Il s'arrête quand il voit qu'elle commence à avoir du mal à respirer.

- Bonjour la marmotte.
- Salut.

La voix d'Asa est un peu cassée. Elle a trop chanté et crié hier soir. Il trouve que ça lui va bien.

- Tu as bien dormi ?
- Oui, vraiment bien. Et toi ?
- Nickel.
- Quelle heure il est ?
- Presque onze heures.
- Tu n'es pas en retard ?
- Non, je bosse à 14 heures. Tu as oublié ?
- J'avoue que j'étais un peu distraite hier soir. Un gars avec un charme irrésistible.
- Il est parti ?
- À priori non, il a attendu que je me réveille avant de me planter.
- Un vrai gentleman, ce mec-là.

Ils se sourient. Ils rient. S'embrassent. Et séparent finalement leurs corps trop avides l'un de l'autre.

- Petit déjeuner ?
- J'ai que de pauvres gâteaux secs...
- Alors, tu m'attends là, je reviens.

Asa regarde Marec s'habiller. Il se contorsionne pour enfiler son jean, cogne les côtés de la tente en mettant son t-shirt. Elle admire les muscles de son dos et le tatouage qui le recouvre et qu'elle n'avait qu'entre-aperçu au bar.

- Tu veux bien arrêter de mater ?
- Pourquoi ? J'ai des yeux pour voir, non ?

Marec sort de la tente le sourire aux lèvres. Il aime les filles avec de la répartie.
Asa, elle, se recouche. Elle pose son bras sur ses yeux pour cacher le soleil qui l'agresse. Elle croyait trouver de la pluie et rien que de la pluie par ici. Tout le monde lui avait dit qu'il ferait un temps pourri. Pour le moment, ils ne pouvaient pas plus se tromper.
Elle se perd dans ses pensées. Elle repasse sa soirée. D'abord Lucie et les Open Minded. Puis les filles. Il va d'ailleurs falloir qu'elle les retrouve, elle ne sait pas où elles dorment.
Elle refait les concerts.
Elle pense à Marec. À leur nuit. À la fusion parfaite de leurs corps. Plusieurs fois, elle a eu l'impression qu'ils se connaissaient depuis toujours.
Tout était parfait, mais maintenant le jour est levé. Plus rien n'est pareil quand un nouveau jour commence.
En toute lucidité, elle ne croit pas trop au retour de son amant d'un soir. Il est là pour travailler mais certainement aussi prendre du bon temps.
Pourquoi reviendrait-il ? Pourquoi l'attendrait-elle ? Ils ne se doivent rien.
Elle s'habille, sort des affaires pour aller prendre une douche, range un peu sa tente.
Elle relève ses cheveux en chignon et s'extirpe de la toile.
L'air est frais. Le vent souffle.
Il finit de réveiller Asa tout à fait. Elle prend son sac quand une voix l'arrête.

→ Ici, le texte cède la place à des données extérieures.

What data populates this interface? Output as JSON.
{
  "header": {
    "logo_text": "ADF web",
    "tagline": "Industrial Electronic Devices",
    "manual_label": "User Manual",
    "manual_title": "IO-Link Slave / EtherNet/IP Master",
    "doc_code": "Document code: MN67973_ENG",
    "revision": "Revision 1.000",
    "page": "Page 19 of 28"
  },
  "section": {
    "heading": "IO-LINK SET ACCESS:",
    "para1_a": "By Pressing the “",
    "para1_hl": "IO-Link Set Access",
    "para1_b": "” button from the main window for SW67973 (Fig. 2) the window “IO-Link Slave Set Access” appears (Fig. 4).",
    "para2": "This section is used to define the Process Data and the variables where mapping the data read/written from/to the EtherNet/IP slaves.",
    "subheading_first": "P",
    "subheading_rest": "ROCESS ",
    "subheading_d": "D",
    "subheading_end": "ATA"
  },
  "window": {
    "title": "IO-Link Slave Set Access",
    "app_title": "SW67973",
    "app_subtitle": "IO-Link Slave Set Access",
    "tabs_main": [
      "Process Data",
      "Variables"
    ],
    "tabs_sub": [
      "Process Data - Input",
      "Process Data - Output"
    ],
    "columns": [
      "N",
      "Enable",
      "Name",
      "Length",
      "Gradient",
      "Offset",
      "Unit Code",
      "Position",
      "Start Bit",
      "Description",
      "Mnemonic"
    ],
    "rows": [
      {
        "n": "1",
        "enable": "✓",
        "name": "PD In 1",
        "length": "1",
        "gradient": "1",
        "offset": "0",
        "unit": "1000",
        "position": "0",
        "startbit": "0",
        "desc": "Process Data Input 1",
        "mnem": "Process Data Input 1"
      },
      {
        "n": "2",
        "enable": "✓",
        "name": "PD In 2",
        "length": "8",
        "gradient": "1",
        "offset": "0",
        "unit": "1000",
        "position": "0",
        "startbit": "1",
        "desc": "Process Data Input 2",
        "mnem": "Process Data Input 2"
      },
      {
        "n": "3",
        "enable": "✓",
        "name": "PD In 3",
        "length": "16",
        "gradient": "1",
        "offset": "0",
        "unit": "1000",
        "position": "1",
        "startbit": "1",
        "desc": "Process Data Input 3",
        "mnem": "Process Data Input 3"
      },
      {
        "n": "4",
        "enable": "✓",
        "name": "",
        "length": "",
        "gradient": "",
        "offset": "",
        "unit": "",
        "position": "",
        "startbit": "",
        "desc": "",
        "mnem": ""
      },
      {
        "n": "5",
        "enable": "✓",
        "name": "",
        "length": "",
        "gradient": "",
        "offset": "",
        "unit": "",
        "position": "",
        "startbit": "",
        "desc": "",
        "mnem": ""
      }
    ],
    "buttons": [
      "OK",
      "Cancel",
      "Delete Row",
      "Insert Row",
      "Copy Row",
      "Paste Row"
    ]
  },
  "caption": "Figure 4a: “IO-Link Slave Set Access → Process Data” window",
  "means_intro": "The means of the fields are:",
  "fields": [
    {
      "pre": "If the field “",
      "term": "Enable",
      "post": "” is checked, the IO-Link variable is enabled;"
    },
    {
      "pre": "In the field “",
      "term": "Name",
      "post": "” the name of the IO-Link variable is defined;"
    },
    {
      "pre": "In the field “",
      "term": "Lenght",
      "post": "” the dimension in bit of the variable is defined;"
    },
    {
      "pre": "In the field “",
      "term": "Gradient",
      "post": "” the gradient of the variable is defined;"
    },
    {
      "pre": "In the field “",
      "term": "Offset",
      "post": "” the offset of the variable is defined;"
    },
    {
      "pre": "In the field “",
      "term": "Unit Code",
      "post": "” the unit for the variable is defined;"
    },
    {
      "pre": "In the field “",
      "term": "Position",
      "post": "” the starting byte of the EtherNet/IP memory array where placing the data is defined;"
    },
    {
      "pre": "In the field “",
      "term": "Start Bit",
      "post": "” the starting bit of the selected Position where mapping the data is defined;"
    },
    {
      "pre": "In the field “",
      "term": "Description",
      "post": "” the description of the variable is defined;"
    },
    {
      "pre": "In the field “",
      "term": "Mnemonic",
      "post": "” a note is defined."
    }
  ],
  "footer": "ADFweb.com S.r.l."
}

- Alors comme ça, tu n'as pas faim ?

Elle se retourne et se rend compte qu'elle avait tort.
Les bras de Marec sont chargés. Un paquet de pain de mie joue les équilibristes et menace de tomber.

- Tu m'aides ?
- Euh, oui. Pardon.

Asa attrape le sachet au moment où il s'échappe des bras du jeune homme.

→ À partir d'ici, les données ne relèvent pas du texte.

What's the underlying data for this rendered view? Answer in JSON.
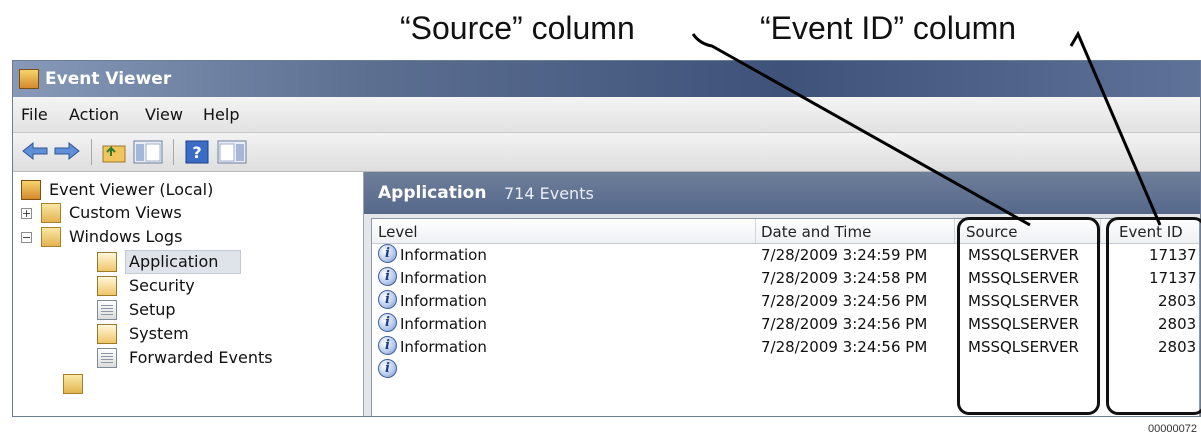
{
  "callouts": {
    "source_label": "“Source” column",
    "eventid_label": "“Event ID” column"
  },
  "window": {
    "title": "Event Viewer",
    "menu": [
      "File",
      "Action",
      "View",
      "Help"
    ],
    "toolbar_icons": [
      "back-arrow-icon",
      "forward-arrow-icon",
      "up-folder-icon",
      "show-hide-console-tree-icon",
      "help-icon",
      "show-hide-action-pane-icon"
    ]
  },
  "tree": {
    "root": "Event Viewer (Local)",
    "custom_views": "Custom Views",
    "windows_logs": "Windows Logs",
    "logs": [
      "Application",
      "Security",
      "Setup",
      "System",
      "Forwarded Events"
    ],
    "selected": "Application"
  },
  "log_panel": {
    "name": "Application",
    "count": "714 Events"
  },
  "grid": {
    "columns": [
      "Level",
      "Date and Time",
      "Source",
      "Event ID"
    ],
    "rows": [
      {
        "level": "Information",
        "date": "7/28/2009 3:24:59 PM",
        "source": "MSSQLSERVER",
        "event_id": "17137"
      },
      {
        "level": "Information",
        "date": "7/28/2009 3:24:58 PM",
        "source": "MSSQLSERVER",
        "event_id": "17137"
      },
      {
        "level": "Information",
        "date": "7/28/2009 3:24:56 PM",
        "source": "MSSQLSERVER",
        "event_id": "2803"
      },
      {
        "level": "Information",
        "date": "7/28/2009 3:24:56 PM",
        "source": "MSSQLSERVER",
        "event_id": "2803"
      },
      {
        "level": "Information",
        "date": "7/28/2009 3:24:56 PM",
        "source": "MSSQLSERVER",
        "event_id": "2803"
      }
    ]
  },
  "colors": {
    "title_bar": "#3e527a",
    "log_header": "#5c6f8f",
    "highlight_border": "#111111"
  },
  "figure_id": "00000072"
}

- On dirait que ça te surprend que je sois revenu.
- Un peu. Bon, OK, carrément.
- Pourquoi j'aurais attendu que tu te réveilles si c'était pour me barrer juste après ?
- Ouais, ben, ça va, n'en rajoute pas.

Marec pose un sac et s'assoit par terre. Asa l'imite. Ils ont de la chance, le sol est sec. L'absence de pluie.
Il leur verse à chacun une tasse de café.

- Tiens. Ça ira mieux après.

Il se moque d'elle. Asa aime cette décontraction entre eux. Alors, elle décide d'en rajouter une couche et lui fait un doigt d'honneur.
Marec s'offusque. Il boude. Elle se confond en excuses, il éclate de rire.

- Tu faisais semblant...
- Il me faut plus que ça pour me vexer.

Le liquide noir leur fait du bien. Marec leur fait des tartines de confiture. Ils mangent en silence.

- J'ai encore un truc... Mais je ne suis pas sûr que tu le mérites.
- C'est quoi ?

Il sort des petits pots de Nutella.

- Oh putain !
- Pourquoi je savais que tu allais aimer ça ?
- J'sais pas. Certainement que je suis prévisible.
- Alors tu mérites ?
- Évidemment.
- T'es bien sûre de toi ?
- Complètement. Pense à la nuit que tu viens de passer...
- Tu marques un point.

Encore une fois, il prépare les tartines.
Il lui en tend une qu'elle s'empresse de manger. Elle en engloutit une deuxième en un rien de temps. Comme elle ne peut plus rien avaler, elle le regarde manger.

- J'ai une question.
- Oui ?
- Le tatouage dans ton dos, il a une signification ?
- Certainement autant que les tiens. Mais il te faudra plus d'une nuit pour la connaître.
- Combien de nuits ?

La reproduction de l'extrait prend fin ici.